百日咳は、感染者が咳やくしゃみをすることで飛沫感染します。そのため、密閉された空間や人が集まる場所では感染が広がりやすいです。特に都市部や人が密集する場所で流行することがあります。

5. 症状の認識不足

百日咳の初期症状は風邪に似ているため、最初は気づかれないことが多いです。そのため、症状が悪化するまで病気が見過ごされ、感染が広がってしまうことがあります。特に成人においては、軽症のままで済んでしまうことが多く、感染が広がる原因となります。

6. 新型コロナウイルスの影響

新型コロナウイルスのパンデミックによって、社会全体が健康への警戒感を強めましたが、一部では予防接種に対する関心が低下したり、医療体制が逼迫したことで予防接種が遅れたりした場合もあります。また、コロナ禍の影響で他の感染症の予防が後回しにされることもあり、その結果として百日咳などの感染症が再び流行することがあります。

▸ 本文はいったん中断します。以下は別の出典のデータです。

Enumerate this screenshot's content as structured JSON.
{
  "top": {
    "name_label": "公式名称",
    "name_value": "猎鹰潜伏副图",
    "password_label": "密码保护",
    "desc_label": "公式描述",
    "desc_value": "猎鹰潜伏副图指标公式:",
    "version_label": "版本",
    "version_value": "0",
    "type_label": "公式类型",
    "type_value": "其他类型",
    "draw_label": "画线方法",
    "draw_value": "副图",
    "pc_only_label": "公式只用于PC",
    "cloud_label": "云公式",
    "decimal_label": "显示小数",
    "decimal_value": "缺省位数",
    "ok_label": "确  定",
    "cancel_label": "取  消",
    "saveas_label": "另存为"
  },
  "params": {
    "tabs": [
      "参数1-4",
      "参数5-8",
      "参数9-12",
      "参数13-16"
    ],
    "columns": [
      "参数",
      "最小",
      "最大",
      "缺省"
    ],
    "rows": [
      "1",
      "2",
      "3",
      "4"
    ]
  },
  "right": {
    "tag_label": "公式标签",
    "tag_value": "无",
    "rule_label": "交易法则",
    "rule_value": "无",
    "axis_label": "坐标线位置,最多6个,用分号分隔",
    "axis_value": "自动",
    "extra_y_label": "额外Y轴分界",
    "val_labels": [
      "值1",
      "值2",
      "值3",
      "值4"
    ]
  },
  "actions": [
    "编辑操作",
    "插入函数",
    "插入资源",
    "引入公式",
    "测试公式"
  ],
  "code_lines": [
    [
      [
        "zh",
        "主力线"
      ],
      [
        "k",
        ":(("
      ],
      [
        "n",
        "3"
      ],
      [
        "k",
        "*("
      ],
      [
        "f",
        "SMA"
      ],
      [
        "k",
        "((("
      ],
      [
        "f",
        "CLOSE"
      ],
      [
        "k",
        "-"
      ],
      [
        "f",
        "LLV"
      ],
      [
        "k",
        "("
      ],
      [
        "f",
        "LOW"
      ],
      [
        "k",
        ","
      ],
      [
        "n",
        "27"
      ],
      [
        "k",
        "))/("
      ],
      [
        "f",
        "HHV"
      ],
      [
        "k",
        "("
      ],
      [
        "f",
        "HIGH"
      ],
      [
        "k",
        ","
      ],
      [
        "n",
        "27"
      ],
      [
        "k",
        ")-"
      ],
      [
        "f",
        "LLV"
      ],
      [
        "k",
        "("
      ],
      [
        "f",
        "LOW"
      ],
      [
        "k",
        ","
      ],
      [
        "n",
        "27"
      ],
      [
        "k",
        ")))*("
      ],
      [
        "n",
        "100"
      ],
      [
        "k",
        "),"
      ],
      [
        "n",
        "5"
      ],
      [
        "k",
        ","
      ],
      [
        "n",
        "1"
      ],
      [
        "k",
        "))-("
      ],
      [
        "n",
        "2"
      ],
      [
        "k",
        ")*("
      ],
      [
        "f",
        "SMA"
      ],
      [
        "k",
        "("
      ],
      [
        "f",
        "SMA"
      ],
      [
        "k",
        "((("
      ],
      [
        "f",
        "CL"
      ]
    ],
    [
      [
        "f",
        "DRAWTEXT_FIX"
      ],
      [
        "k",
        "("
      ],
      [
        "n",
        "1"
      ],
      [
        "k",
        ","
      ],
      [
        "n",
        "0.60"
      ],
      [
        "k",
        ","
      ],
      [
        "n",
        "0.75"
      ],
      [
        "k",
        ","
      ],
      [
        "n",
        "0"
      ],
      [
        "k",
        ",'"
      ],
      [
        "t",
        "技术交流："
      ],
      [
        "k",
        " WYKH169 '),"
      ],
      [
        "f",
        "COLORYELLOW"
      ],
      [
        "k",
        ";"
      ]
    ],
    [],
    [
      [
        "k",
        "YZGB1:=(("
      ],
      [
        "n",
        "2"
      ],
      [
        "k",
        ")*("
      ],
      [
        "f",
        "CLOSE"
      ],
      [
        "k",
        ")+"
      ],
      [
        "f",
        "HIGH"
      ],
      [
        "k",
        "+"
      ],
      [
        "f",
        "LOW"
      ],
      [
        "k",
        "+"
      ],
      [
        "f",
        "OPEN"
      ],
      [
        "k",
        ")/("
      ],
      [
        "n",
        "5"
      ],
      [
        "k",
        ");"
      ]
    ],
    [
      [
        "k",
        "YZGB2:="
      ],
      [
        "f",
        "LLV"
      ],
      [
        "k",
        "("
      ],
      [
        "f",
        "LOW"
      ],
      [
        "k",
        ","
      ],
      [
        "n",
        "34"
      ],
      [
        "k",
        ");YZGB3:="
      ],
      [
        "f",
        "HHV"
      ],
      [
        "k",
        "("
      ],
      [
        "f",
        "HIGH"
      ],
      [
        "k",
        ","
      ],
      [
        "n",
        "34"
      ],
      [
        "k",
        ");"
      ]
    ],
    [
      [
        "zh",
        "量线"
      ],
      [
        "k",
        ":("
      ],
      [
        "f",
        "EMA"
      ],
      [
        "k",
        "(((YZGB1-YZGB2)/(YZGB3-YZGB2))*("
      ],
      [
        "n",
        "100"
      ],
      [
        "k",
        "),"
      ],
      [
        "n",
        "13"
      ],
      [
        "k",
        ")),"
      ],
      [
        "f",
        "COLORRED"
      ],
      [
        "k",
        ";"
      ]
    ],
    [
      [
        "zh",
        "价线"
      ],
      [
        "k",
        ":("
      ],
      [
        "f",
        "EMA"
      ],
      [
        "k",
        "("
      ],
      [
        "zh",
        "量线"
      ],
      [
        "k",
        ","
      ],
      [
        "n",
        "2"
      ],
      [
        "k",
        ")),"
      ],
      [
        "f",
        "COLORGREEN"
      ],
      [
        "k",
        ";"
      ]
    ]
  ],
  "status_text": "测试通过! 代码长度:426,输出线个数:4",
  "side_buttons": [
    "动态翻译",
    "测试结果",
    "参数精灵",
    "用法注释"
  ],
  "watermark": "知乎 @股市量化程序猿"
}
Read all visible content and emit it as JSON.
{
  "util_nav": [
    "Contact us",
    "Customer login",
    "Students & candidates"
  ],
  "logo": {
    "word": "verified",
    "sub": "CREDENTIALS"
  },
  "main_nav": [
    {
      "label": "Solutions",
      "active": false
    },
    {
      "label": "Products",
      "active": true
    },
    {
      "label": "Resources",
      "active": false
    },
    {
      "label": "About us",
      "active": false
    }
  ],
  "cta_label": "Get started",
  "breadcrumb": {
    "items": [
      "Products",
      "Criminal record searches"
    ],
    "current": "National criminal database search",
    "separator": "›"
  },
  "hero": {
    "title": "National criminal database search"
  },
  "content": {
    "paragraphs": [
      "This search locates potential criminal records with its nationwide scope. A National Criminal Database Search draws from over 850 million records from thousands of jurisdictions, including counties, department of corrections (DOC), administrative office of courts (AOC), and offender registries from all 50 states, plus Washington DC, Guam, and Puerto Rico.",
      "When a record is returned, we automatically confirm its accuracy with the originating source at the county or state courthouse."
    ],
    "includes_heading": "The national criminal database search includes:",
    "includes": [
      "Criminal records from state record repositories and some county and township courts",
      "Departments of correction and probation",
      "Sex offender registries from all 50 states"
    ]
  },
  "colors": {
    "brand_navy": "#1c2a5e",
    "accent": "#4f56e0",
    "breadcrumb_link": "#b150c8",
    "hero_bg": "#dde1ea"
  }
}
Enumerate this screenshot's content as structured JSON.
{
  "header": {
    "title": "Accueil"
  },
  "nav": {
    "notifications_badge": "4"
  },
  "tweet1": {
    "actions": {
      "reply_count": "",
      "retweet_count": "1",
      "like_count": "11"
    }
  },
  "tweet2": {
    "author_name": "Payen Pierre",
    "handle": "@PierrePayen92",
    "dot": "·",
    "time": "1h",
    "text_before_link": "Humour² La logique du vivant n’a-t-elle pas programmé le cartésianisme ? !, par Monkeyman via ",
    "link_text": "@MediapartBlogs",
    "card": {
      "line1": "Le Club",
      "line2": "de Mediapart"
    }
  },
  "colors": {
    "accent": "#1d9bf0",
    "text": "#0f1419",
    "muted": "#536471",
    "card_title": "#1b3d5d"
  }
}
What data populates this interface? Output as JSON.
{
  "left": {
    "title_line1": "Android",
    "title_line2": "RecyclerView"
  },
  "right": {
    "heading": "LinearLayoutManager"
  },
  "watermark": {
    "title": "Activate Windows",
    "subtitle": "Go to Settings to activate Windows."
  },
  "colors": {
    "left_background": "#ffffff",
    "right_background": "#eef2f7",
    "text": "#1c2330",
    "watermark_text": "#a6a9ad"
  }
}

これらの要因が重なって、百日咳の流行が続いていると考えられています。予防接種を受けることが最も効果的な対策ですが、大人も含めて定期的なワクチン接種や、早期の症状認識が大切です。

流行の状況は地域によって異なる場合もあるので、もし周囲で流行している場合は、医療機関での相談や適切な対策が必要です。